Do you think it is possible to drastically change the actual systems? What this change should consist in? 

Eduardo Brondizio. The problems we are facing are not new, but they are ever-more compounding, and the window to avoid ever more drastic [and unequal] impact is narrowing. This is the context in which we talk about transformative change and the importance of the coming decade for society to come to grasp with confronting the inter-related challenges of sustainable development, climate change, and biodiversity.  

When we refer to transformative change, we are considering a combination of advancing existing efforts as well as both promoting incremental and systemic changes in economic and financial systems and sectors such as agricultural and industrial production, resource management, infrastructure development, as well as consumption. The IPBES Global Assessment (GA) presents pathways and management approaches, sectoral and cross-sectoral, to reconcile food production in land and water, restoration and conservation of biodiversity and ecosystems, climate change mitigation, and energy and infrastructure. Knowledge and experiences exist, many efforts are underway.

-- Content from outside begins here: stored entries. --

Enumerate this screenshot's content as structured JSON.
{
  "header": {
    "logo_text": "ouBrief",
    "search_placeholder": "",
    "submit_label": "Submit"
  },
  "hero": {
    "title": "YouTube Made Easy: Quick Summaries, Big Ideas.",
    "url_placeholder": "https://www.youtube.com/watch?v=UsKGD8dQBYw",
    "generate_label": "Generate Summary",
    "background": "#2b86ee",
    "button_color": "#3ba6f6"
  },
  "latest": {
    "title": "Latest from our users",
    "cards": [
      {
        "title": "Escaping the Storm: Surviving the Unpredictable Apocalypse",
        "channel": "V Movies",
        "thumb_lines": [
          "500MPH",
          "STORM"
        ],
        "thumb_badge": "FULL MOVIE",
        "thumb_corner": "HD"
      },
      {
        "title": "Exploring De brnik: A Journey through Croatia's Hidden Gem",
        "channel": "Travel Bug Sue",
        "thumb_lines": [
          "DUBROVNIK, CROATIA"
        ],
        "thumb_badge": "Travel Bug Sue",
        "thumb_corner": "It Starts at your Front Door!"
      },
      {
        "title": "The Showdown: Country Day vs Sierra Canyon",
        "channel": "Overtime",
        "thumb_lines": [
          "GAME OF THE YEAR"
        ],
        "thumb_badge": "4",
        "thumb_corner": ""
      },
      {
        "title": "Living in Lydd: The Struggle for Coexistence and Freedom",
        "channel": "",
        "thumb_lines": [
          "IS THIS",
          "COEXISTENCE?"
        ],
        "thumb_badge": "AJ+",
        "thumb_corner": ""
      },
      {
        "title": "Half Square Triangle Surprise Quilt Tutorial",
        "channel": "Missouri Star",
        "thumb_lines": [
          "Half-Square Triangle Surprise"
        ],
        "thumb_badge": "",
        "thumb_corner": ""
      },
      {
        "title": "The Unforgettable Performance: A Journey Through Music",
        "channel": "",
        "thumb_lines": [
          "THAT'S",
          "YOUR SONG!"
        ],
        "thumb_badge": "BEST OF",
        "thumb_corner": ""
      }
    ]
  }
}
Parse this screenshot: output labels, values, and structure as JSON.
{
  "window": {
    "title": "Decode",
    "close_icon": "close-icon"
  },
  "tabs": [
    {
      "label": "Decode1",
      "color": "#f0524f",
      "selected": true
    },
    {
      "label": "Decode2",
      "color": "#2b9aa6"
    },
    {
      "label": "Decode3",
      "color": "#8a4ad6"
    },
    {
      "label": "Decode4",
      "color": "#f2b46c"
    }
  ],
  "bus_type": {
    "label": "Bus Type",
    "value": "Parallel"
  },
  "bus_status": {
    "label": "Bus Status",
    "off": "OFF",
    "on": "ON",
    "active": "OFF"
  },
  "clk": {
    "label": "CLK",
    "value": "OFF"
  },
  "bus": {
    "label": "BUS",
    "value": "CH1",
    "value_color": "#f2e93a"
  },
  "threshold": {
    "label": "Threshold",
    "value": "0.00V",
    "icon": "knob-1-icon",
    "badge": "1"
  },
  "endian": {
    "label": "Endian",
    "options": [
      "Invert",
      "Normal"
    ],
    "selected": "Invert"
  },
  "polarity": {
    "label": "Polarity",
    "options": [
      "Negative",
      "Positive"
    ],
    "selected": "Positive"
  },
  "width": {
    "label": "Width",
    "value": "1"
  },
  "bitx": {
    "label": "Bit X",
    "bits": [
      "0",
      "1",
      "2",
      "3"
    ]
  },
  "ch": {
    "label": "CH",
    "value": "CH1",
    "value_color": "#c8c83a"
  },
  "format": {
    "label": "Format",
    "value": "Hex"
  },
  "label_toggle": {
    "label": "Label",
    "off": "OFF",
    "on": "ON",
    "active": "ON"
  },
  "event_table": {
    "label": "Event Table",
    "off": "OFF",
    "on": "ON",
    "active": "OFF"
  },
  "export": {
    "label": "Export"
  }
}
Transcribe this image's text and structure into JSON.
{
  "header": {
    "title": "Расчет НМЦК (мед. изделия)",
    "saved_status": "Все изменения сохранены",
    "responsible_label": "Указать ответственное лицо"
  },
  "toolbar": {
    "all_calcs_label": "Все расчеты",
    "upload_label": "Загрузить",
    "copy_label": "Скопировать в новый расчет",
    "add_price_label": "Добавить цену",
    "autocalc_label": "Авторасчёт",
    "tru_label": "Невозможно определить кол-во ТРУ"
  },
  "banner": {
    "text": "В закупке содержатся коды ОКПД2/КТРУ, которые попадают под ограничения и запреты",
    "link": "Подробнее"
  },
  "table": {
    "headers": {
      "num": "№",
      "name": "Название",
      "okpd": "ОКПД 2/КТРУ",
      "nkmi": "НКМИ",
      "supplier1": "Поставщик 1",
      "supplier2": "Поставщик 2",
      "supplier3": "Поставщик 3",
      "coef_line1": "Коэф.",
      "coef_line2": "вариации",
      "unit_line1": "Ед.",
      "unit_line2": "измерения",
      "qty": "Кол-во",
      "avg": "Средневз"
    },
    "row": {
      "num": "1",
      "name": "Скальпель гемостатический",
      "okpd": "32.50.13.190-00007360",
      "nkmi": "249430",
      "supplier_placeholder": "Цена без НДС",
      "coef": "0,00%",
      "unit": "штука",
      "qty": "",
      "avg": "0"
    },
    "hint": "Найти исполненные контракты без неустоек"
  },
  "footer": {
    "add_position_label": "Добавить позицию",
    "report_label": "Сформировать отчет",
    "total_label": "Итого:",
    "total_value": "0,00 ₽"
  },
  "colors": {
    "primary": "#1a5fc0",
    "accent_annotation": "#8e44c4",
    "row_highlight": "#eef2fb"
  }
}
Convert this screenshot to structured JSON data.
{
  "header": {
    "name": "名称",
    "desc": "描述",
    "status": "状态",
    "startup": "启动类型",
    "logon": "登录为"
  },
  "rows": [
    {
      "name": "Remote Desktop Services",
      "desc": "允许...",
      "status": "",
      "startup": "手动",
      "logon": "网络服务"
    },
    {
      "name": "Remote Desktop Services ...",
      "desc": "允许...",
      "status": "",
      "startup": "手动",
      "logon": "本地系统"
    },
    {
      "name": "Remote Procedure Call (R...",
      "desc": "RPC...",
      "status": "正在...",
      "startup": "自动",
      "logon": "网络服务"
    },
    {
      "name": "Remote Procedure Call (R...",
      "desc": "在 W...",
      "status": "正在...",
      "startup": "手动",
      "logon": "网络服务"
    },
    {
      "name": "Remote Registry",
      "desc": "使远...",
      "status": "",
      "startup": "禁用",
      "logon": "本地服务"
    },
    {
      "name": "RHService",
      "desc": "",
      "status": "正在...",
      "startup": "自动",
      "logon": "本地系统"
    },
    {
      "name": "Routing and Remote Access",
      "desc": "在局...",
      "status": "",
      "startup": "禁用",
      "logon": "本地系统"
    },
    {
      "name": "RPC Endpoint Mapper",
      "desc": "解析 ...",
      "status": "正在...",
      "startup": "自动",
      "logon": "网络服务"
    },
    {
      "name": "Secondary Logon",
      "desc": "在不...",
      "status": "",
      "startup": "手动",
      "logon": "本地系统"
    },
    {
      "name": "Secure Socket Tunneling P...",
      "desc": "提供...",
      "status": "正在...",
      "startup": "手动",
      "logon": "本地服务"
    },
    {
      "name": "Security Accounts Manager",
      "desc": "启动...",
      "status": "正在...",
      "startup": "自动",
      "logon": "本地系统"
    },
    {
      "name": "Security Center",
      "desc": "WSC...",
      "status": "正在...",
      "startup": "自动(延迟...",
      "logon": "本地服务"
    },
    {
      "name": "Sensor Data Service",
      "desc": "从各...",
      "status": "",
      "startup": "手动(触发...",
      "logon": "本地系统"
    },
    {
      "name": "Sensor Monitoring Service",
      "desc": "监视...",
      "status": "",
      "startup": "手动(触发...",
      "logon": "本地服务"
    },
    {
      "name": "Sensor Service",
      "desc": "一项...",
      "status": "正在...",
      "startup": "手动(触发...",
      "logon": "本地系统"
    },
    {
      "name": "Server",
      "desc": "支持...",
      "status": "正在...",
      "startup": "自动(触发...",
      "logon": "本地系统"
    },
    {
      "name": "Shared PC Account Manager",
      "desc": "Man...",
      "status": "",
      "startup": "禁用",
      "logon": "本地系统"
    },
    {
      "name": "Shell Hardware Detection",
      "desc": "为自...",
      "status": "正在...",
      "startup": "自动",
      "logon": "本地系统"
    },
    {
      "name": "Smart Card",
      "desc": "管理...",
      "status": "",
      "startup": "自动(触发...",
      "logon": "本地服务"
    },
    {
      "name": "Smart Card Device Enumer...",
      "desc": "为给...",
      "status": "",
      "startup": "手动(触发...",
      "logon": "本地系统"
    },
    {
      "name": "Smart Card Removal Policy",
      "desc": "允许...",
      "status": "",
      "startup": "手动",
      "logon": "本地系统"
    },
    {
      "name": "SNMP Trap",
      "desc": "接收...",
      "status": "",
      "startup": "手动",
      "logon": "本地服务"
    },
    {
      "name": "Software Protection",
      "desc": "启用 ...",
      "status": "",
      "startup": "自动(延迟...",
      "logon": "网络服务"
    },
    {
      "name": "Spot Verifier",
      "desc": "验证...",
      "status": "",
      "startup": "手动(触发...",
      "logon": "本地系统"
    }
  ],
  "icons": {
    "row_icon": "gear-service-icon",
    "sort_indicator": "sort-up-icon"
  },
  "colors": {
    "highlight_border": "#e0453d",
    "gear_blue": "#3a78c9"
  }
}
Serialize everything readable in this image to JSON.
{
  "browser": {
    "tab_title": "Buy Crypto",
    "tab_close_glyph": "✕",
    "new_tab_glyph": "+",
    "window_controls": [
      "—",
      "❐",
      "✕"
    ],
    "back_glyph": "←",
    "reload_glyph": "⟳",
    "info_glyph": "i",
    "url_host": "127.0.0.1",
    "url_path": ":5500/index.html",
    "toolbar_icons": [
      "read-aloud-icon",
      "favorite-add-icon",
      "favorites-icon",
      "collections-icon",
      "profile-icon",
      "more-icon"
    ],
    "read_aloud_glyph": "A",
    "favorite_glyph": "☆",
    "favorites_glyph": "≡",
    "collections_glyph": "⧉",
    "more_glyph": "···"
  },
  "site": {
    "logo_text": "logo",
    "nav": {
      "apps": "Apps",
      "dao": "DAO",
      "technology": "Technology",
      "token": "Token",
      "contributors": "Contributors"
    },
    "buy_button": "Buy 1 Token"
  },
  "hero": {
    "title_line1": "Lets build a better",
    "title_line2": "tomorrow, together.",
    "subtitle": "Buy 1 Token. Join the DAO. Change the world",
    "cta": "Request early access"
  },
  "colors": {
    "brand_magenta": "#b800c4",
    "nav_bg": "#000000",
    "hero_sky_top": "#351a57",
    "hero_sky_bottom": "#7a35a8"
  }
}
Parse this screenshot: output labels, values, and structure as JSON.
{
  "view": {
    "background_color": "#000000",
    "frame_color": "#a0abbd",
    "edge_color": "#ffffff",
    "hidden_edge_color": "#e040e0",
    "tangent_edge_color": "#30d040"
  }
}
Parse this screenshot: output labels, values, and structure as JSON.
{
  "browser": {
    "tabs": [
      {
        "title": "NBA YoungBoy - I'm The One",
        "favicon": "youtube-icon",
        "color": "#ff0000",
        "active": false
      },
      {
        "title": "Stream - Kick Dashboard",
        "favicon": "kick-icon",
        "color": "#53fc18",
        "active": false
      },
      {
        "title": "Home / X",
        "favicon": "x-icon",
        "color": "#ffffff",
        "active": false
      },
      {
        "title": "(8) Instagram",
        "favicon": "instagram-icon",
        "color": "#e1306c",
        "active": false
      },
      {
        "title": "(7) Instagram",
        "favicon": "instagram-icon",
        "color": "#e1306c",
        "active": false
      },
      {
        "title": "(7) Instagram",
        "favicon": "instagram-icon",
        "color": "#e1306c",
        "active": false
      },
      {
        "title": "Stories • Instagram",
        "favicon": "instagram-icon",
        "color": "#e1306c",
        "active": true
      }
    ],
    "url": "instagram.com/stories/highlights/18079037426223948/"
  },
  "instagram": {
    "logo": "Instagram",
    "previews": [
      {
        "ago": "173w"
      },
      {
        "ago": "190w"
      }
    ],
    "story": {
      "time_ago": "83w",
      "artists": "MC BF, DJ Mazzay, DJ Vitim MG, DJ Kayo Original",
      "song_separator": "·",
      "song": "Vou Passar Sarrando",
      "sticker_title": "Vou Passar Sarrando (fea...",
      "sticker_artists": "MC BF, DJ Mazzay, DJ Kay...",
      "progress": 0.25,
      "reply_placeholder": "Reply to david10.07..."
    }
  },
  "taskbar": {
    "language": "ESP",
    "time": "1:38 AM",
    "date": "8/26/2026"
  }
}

Specifically, the GA calls for the deployment of existing instruments and better coordination of policies across levels and sectors. It is important to recognize, replicate and scale successful policies and projects

It is important to remember that promoting these changes call for inclusive and integrated governance in urban and rural areas, including recognizing and supporting the contributions of Indigenous peoples and local communities who held and manage a significant portion of the terrestrial global area where some of the most conserved ecosystems are still present. 

More broadly, there is a need to incorporate natural capital and internalize environmental and social impacts into financial and economic decision-making and promote mechanisms to monitor responsibility, accountability, and transparency throughout the supply chain, from production to consumption.